Heller also explained what the new space will mean for students of music. 

“This building for us is in some ways this melding between scholarship and performance, and we want our students to break down those boundaries,” she noted. 

One of the major features of the New Music Building is the Lee Music Performance and Rehearsal Room, which will be used by the Princeton University Orchestra, among other groups. According to Heller, being inside of the room, which has adjustable acoustics and wooden panels, makes you “[feel] like you are in an instrument.” 

Heller expressed her excitement for the opportunities that students will have to practice in this space. 

“In some ways, the experience of playing in an orchestra, in a large ensemble, is such a lesson in life. How to get along with people, how to collaborate,” said Heller. “The experience [students] are going to have in this room is extraordinary."

“This is not the experience you will have in a school of music … in some ways it’s so much better because our students are really able to do the arts. We now have the space for them … to do more in both of our buildings, and to marry that with their academic work and see connections that you might not have if you are in theatre school or drama school or dance school or music school,” Heller explained.

The Wallace Theater offers an innovative take on the traditional black box theater, with the “back” of the theater sitting on a curve. The space's 150 seats are able to be configured in numerous patterns, offering great artistic freedom for each show that takes place there.

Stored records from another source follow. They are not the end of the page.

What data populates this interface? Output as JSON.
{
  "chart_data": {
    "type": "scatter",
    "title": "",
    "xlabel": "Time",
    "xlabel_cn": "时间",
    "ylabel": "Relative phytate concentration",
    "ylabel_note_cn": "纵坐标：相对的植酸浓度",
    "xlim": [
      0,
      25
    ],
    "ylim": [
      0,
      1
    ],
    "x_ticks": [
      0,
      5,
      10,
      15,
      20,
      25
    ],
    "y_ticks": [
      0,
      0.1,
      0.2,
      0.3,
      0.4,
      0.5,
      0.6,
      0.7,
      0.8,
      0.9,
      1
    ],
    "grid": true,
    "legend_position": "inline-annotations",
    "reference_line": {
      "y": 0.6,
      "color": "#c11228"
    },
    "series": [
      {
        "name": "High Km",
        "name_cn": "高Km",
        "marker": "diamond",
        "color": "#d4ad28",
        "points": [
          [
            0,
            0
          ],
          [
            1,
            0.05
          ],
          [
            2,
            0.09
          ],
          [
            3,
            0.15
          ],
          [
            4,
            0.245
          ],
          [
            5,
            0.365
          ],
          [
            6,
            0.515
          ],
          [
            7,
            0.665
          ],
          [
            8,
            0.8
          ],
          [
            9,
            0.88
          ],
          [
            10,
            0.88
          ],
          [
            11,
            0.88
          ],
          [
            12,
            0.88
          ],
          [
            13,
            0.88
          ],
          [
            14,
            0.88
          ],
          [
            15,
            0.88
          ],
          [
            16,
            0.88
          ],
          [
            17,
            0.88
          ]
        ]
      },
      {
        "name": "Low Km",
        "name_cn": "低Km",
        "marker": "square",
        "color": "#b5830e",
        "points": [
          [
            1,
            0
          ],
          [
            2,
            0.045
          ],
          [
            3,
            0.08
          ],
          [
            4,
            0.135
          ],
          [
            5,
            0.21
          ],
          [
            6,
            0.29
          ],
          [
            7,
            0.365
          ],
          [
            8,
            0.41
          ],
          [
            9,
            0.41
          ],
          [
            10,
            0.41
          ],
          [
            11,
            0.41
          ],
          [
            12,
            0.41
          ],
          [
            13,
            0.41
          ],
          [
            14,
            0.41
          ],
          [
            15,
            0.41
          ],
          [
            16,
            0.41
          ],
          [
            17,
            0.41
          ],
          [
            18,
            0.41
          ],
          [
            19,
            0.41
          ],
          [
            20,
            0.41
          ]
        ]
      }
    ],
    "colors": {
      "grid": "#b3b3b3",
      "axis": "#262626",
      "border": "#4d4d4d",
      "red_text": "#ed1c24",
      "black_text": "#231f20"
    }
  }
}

According to Cadden, this black box has been considered “the best outfitted black box theatre in the United States."

"There are things possible here that ... might not be possible anywhere else," Cadden noted.

Yaffe touched on some recurring themes of the complex, including the “deep musical expressions within the building,” such as the musically-inspired carpets, lights, and even window features, and the dubbed “dancing staircase” in the Wallace Dance Building that features ballet notation within its perforated design.  

Keeping in line with the University’s focus on sustainability, the complex boasts an array of sustainable features, including LED theatrical lighting, geothermal heating and cooling, green rooftops, and a LEED Silver certification.

The upcoming Festival of the Arts will mark the opening of the new space, offering over 100 performances, most free of charge, to members of the University community and the general public.